Lunch, by the way, was excellent. I had a spelt pasta with trout and Don had gnocchi with rabbit.
After lunch we check out a youth hostel nearby – a room was €45 with shared bathroom. I am not all that keen to share a bathroom, but at least we have a fall back option if nothing better turns up. After several other options come in well beyond our budget, we check out a new apartment renovation, even with the offer of ‘a good deal’, it’s still €75 per night plus €15 per day for parking. A couple of blocks further out is Penzion Pod Lippo. And from the moment Damien greets us, I know this is the place. He shows us a clean spacious room and can offer us free parking as well; for €58 per night.

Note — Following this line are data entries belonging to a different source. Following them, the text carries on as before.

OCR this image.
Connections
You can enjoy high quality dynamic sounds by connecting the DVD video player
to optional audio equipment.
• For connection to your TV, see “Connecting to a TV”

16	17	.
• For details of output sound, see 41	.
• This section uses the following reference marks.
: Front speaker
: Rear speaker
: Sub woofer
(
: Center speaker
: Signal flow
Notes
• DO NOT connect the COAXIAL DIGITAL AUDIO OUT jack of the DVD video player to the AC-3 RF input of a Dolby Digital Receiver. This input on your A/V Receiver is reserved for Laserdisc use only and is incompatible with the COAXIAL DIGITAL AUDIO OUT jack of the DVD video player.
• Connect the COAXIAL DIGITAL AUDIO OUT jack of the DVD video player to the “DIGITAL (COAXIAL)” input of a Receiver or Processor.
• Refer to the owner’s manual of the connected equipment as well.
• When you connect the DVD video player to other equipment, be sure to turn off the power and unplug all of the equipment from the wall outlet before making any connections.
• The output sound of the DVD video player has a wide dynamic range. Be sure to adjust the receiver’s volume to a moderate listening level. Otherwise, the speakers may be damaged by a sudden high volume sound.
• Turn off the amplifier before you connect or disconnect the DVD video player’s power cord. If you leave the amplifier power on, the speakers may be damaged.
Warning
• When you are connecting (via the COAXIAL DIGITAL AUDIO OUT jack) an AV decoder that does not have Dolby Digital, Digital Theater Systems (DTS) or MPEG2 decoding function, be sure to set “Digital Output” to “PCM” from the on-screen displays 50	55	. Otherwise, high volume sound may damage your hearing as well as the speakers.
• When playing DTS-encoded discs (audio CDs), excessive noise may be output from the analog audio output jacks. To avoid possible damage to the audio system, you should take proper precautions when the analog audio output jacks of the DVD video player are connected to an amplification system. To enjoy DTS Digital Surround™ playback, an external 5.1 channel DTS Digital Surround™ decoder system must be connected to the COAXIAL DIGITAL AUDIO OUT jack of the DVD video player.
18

The location is in the heart of the University precinct, so there are plenty of cafés, bars and reasonable restaurants. It’s only a 10 minute walk into the centre of the old town. The Pod Lippo staff could not have been more helpful with providing information on what to do and see, and organising a laundry service. They provide desktop computers in your room, plus in a small kitchenette area. After working off a tablet, a keyboard and mouse is a welcome change.

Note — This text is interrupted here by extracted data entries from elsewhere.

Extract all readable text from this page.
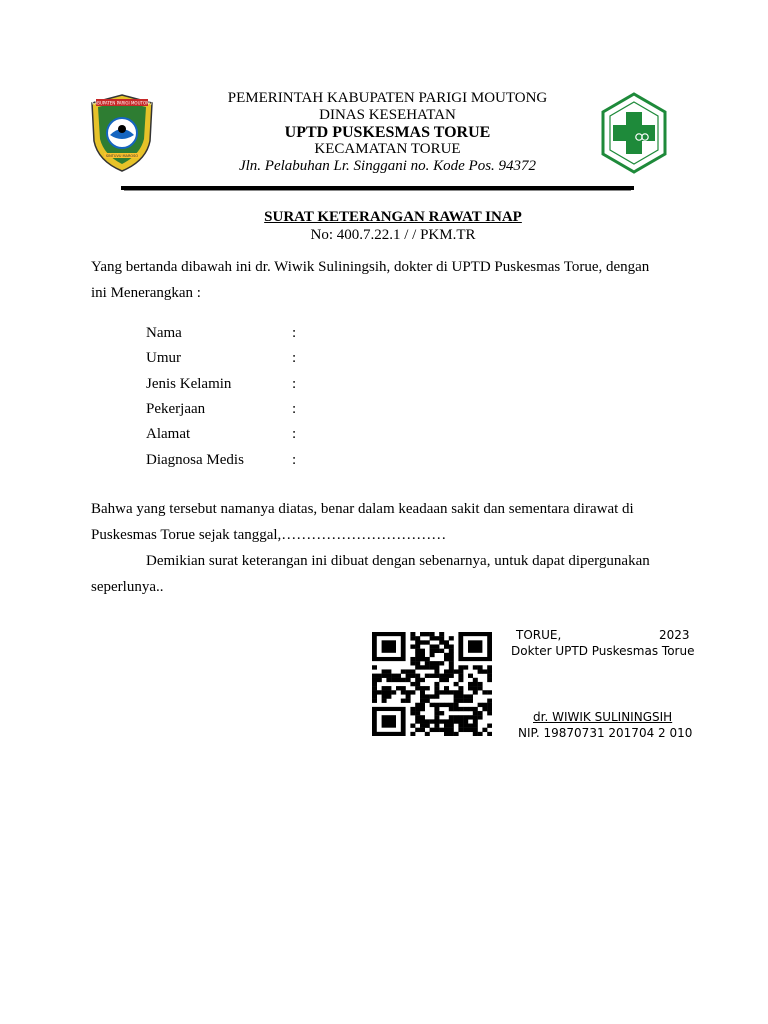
KABUPATEN PARIGI MOUTONG
SINTUVU MAROSO
PEMERINTAH KABUPATEN PARIGI MOUTONG
DINAS KESEHATAN
UPTD PUSKESMAS TORUE
KECAMATAN TORUE
Jln. Pelabuhan Lr. Singgani no. Kode Pos. 94372
SURAT KETERANGAN RAWAT INAP
No: 400.7.22.1 / / PKM.TR
Yang bertanda dibawah ini dr. Wiwik Suliningsih, dokter di UPTD Puskesmas Torue, dengan
ini Menerangkan :
Nama	:
Umur	:
Jenis Kelamin	:
Pekerjaan	:
Alamat	:
Diagnosa Medis	:
Bahwa yang tersebut namanya diatas, benar dalam keadaan sakit dan sementara dirawat di
Puskesmas Torue sejak tanggal,……………………………
Demikian surat keterangan ini dibuat dengan sebenarnya, untuk dapat dipergunakan
seperlunya..
TORUE,	2023
Dokter UPTD Puskesmas Torue
dr. WIWIK SULININGSIH
NIP. 19870731 201704 2 010
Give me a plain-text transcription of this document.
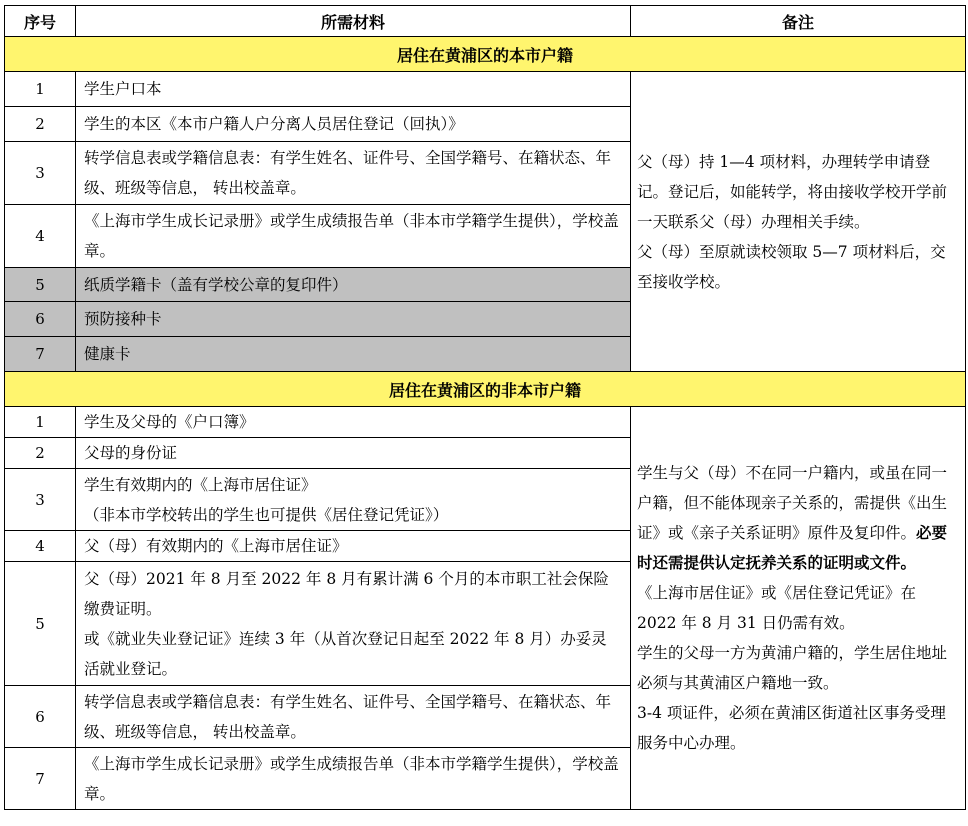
序号	所需材料	备注
居住在黄浦区的本市户籍		
1	学生户口本	父（母）持 1—4 项材料，办理转学申请登记。登记后，如能转学，将由接收学校开学前一天联系父（母）办理相关手续。

父（母）至原就读校领取 5—7 项材料后，交至接收学校。

2	学生的本区《本市户籍人户分离人员居住登记（回执）》	
3	转学信息表或学籍信息表：有学生姓名、证件号、全国学籍号、在籍状态、年级、班级等信息， 转出校盖章。	
4	《上海市学生成长记录册》或学生成绩报告单（非本市学籍学生提供），学校盖章。	
5	纸质学籍卡（盖有学校公章的复印件）	
6	预防接种卡	
7	健康卡	
居住在黄浦区的非本市户籍		
1	学生及父母的《户口簿》	学生与父（母）不在同一户籍内，或虽在同一户籍，但不能体现亲子关系的，需提供《出生证》或《亲子关系证明》原件及复印件。必要时还需提供认定抚养关系的证明或文件。

《上海市居住证》或《居住登记凭证》在 2022 年 8 月 31 日仍需有效。

学生的父母一方为黄浦户籍的，学生居住地址必须与其黄浦区户籍地一致。

3-4 项证件，必须在黄浦区街道社区事务受理服务中心办理。

2	父母的身份证	
3	学生有效期内的《上海市居住证》
（非本市学校转出的学生也可提供《居住登记凭证》）	

4	父（母）有效期内的《上海市居住证》	
5	父（母）2021 年 8 月至 2022 年 8 月有累计满 6 个月的本市职工社会保险缴费证明。
或《就业失业登记证》连续 3 年（从首次登记日起至 2022 年 8 月）办妥灵活就业登记。	

6	转学信息表或学籍信息表：有学生姓名、证件号、全国学籍号、在籍状态、年级、班级等信息， 转出校盖章。	
7	《上海市学生成长记录册》或学生成绩报告单（非本市学籍学生提供），学校盖章。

We do the usual tourist thing and check out the old town. More out of guilt for our recent lack of visiting castles, monasteries or churches, we thought we had better check-out Ljubljana’s castle. Well, what a surprise it is.
Perched above the city, we take the inclinator up and arrive amongst the foundations of the castle. The restoration of old with the integration of new has been done seamlessly. Materials including timbers, stainless steel and wire blend with ancient stone foundations. Amongst the well preserved history, modern function spaces and art exhibitions inhabit century old dining rooms, entertaining halls and underground bunkers.

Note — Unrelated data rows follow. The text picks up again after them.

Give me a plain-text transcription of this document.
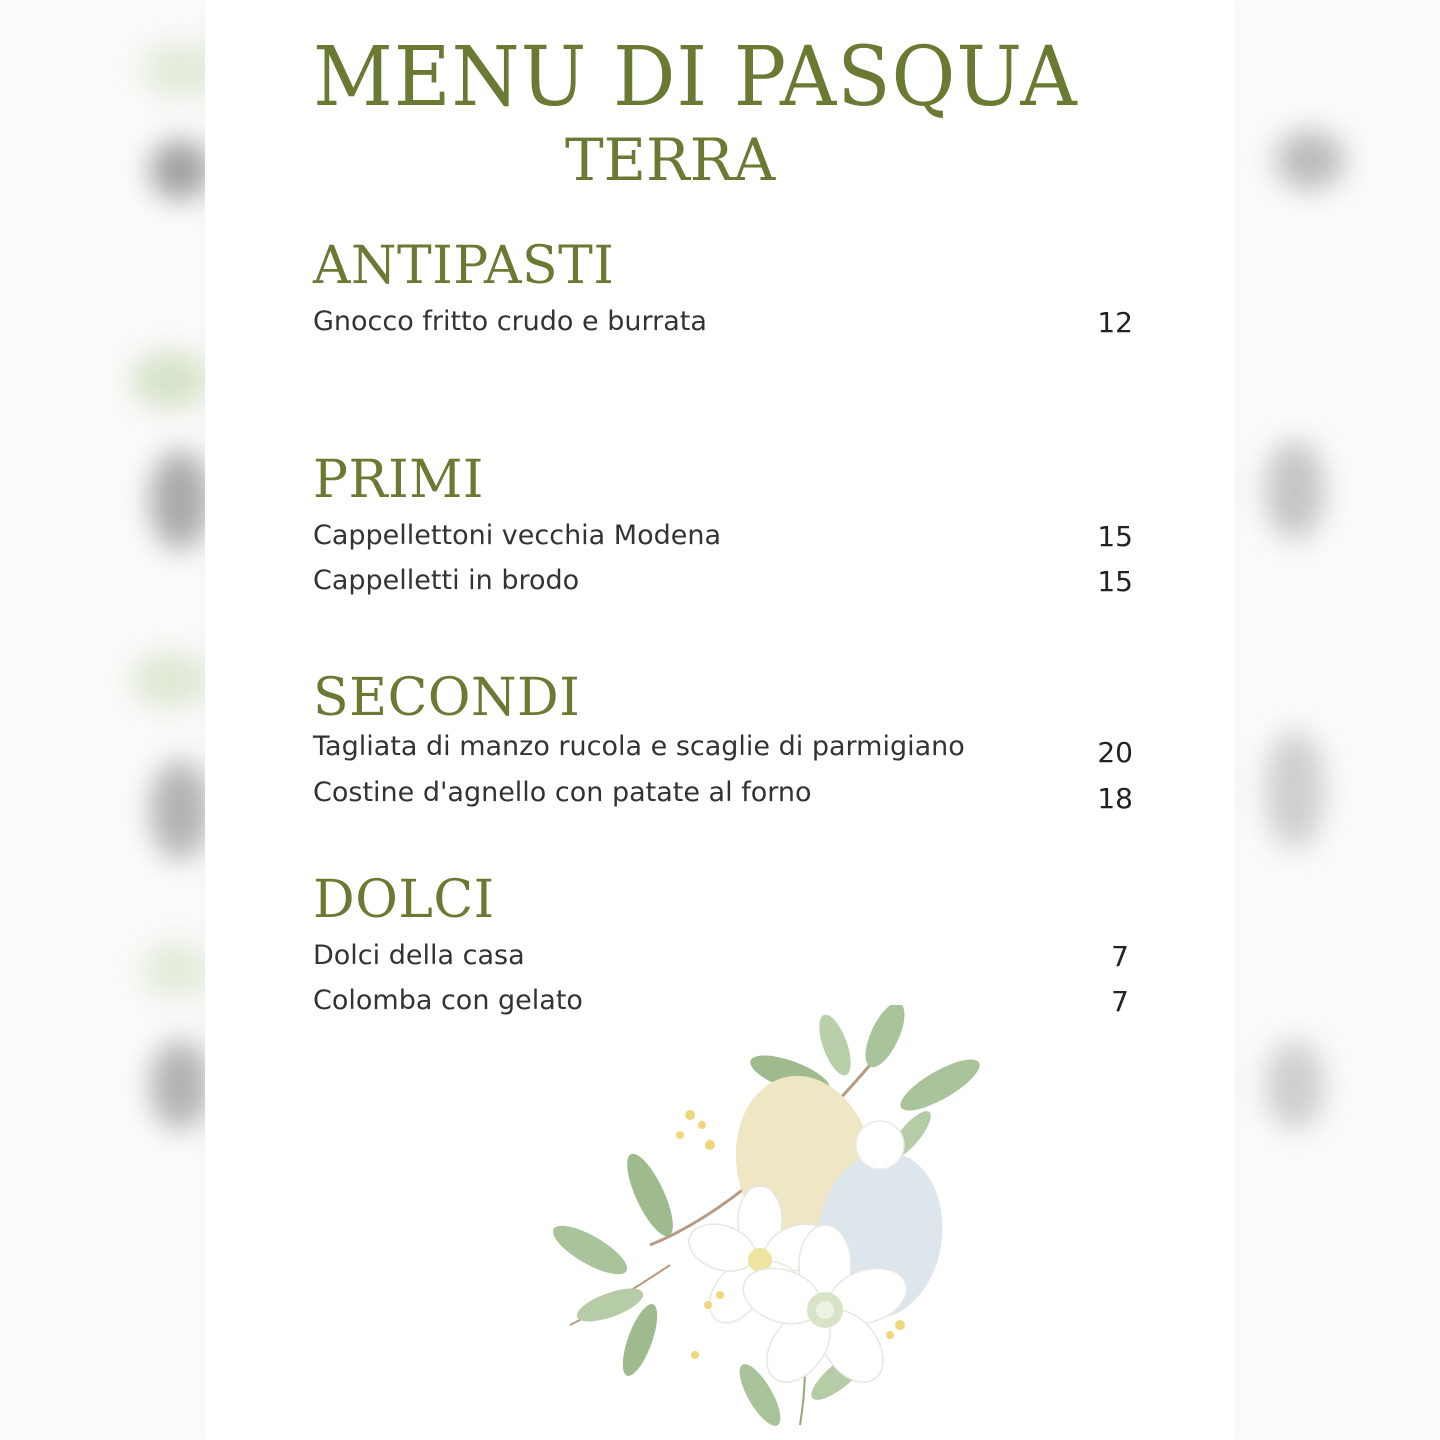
MENU DI PASQUA
TERRA
ANTIPASTI
Gnocco fritto crudo e burrata	12
PRIMI
Cappellettoni vecchia Modena	15
Cappelletti in brodo	15
SECONDI
Tagliata di manzo rucola e scaglie di parmigiano	20
Costine d'agnello con patate al forno	18
DOLCI
Dolci della casa	7
Colomba con gelato	7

Ljubljana dates back to prehistoric times and during the 1st Century AD the Romans built the city of Emona, the foundations of which still exist today. ‘iEmona’ is an interactive display showcasing the historic city. It’s located in an underground walkway and is another example of how well this city presents it’s history using modern technology. The fact that it’s free is also impressive!
Ljubljana is a beautiful city; still somewhat of a hidden gem, but tourists are now flocking there, as its one of the better preserved old towns in Europe.
The highlight of our stay was dinner with Helen and Rod, friends from Melbourne. We had been traveling in the vicinity of each other for weeks, never managing to coordinate the same destination at the same time, until Ljubljana. When you are on the road for this long, it’s a treat to see a familiar face and have a conversation with people you know.
It was a wonderful catch-up and we enjoyed a superb meal at Julija; where much wine and food was consumed – until they closed and politely threw us out. Probably a good thing, as we may have ordered another bottle of wine!
Lake Bled. & Lake Bohinj
On our way to Austria we detour via Lake Bled and Bohinj. They are both about 50km north west of Ljubljana.
At Lake Bohinj I open the car door to be met with a blast of cool air, so fresh you can taste and smell it. The humidity was building below, on the lake and it looks like a summer storm is brewing, but here we are surrounded by Slovenia’s alps and the temperature is refreshing. We take a 30min trek up to Savica Waterfall, supposedly one of the most spectacular in Slovenia, mmm… guess they don’t have many!
Lake Bled, is busy with holiday makers; canoeing, swimming, baking on the shore. Renowned for its picturesque island and yep, they built a church on it! And of course, looking over the lake is a Castle. We did go up to the castle, decided the view from afar was better than the view atop. After Ljubliana’s castle experience we didn’t think anything could out-do it, so we skipped the tour.
Coincidentally, we run into Helen and Rod and again bid farewell, both confessing to slow starts and sore heads that morning!